Des dépenses de fonctionnement en baisse, 95 millions d'euros de dette en moins, et 121 millions d'excédent global... Dans son rapport la majorité marseillaise se félicite d'avoir pleinement respecté les objectifs fixés pour l’exercice 2018, en mettant en avant « d'importants efforts de gestion sur l’ensemble des budgets communaux, dans un contexte financier contraint »

Une conclusion que ne partagent évidemment pas les oppositions, qui ont préféré mettre de côté les « 1700 pages de chiffres qui ne passionnent pas grand monde », pour Benoît Payan, d'un « document austère et largement interprétable » pour Stéphane Ravier, afin de se concentrer sur des critiques de fond, faisant émerger du débat leurs différences de conviction politique.

« La baisse des dépenses de fonctionnement, c'est le recul de l'action publique pour laisser la place au privé, à la finance et aux actionnaires », dira la communiste Valérie Diamanti. « Vous participez à dévaloriser l'action publique, une autre politique est possible, une autre gestion de la municipalité est urgente ».

« Dans ce Compte Administratif, on trouve de quoi ériger des murs, des barricades, des barrières, qui éloignent les Marseillais de leur ville », déclarera à son tour le président du groupe socialiste. « Vous continuez de décider seul, dans le mépris des habitants.
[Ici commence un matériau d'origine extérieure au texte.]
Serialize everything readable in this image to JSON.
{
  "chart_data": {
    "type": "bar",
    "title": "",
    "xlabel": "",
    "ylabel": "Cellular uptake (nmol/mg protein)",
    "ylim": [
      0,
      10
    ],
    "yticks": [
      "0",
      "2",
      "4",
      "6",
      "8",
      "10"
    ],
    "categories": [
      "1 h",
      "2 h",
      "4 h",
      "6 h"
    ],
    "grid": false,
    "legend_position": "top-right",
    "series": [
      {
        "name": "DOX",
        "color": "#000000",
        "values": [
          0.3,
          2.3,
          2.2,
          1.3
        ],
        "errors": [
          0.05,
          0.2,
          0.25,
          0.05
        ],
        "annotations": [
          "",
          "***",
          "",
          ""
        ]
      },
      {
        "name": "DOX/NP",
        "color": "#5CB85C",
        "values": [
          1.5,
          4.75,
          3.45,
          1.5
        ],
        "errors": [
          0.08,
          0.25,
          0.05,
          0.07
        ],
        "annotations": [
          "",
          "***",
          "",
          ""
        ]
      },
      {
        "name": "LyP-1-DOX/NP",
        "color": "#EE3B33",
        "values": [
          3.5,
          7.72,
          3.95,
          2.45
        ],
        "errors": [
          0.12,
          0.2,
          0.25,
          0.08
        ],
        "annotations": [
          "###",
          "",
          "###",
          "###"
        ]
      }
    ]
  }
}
Il n'y a pas de concertation, pas le moindre projet d'avenir pour un territoire qui en a tellement besoin ».

Stéphane Ravier s'exprimera quant à lui plus largement sur les 25 ans de mandature de Jean-Claude Gaudin, en décrivant la « réalité catastrophique » que le C.A « ne montre pas ».
« La réalité, c'est la pauvreté qui touche 28% de la population, […] ce sont les attaques au couteau ou à la machette selon la tradition exotique importée, les armes de guerre, le trafic de drogue, la barbarie ». Le conseiller RN citera également des sondages faisant de Marseille la ville la plus embouteillée et la plus polluée de France, « la plus sale de l'hexagone ». Il dénoncera enfin les conséquences d'une politique menée par « la droite de l'immobilier », qui a soutenu une « immigration massive et clandestine, ayant entraîné le développement d'un islamisme radical et conquérant ».

Des propos « hors sujet » pour Yves Moraine, qui répondra au contraire que le rapport « démontre la rigueur de la gestion particulièrement saine des finances municipales, au point qu'il a forcé les orateurs pressés de l'opposition à trouver d'autres sujets de discussion ».

« A vous entendre les Marseillais seraient donc masochistes de nous reconduire au pouvoir depuis tant d'années, tout en se privant des grands génies que vous êtes », lancera-t-il. « Marseille n'est ni la plus polluée ni la plus embouteillée de France, c'est Paris, une ville pourtant dirigée par une majorité socialo-verte et communiste, ce qui n'est donc pas une garantie de qualité de l'air et de circulation fluide ».

Puis à destination de Stéphane Ravier : « Nous avons fait progresser les effectifs de police municipale de 50 à 450 agents, et l'équipement de la vidéo-protection a permis de faire baisser la délinquance. Vous entrez dans le débat municipal, en ayant pourtant facilement abandonné votre fauteuil de maire de secteur pour celui de sénateur...».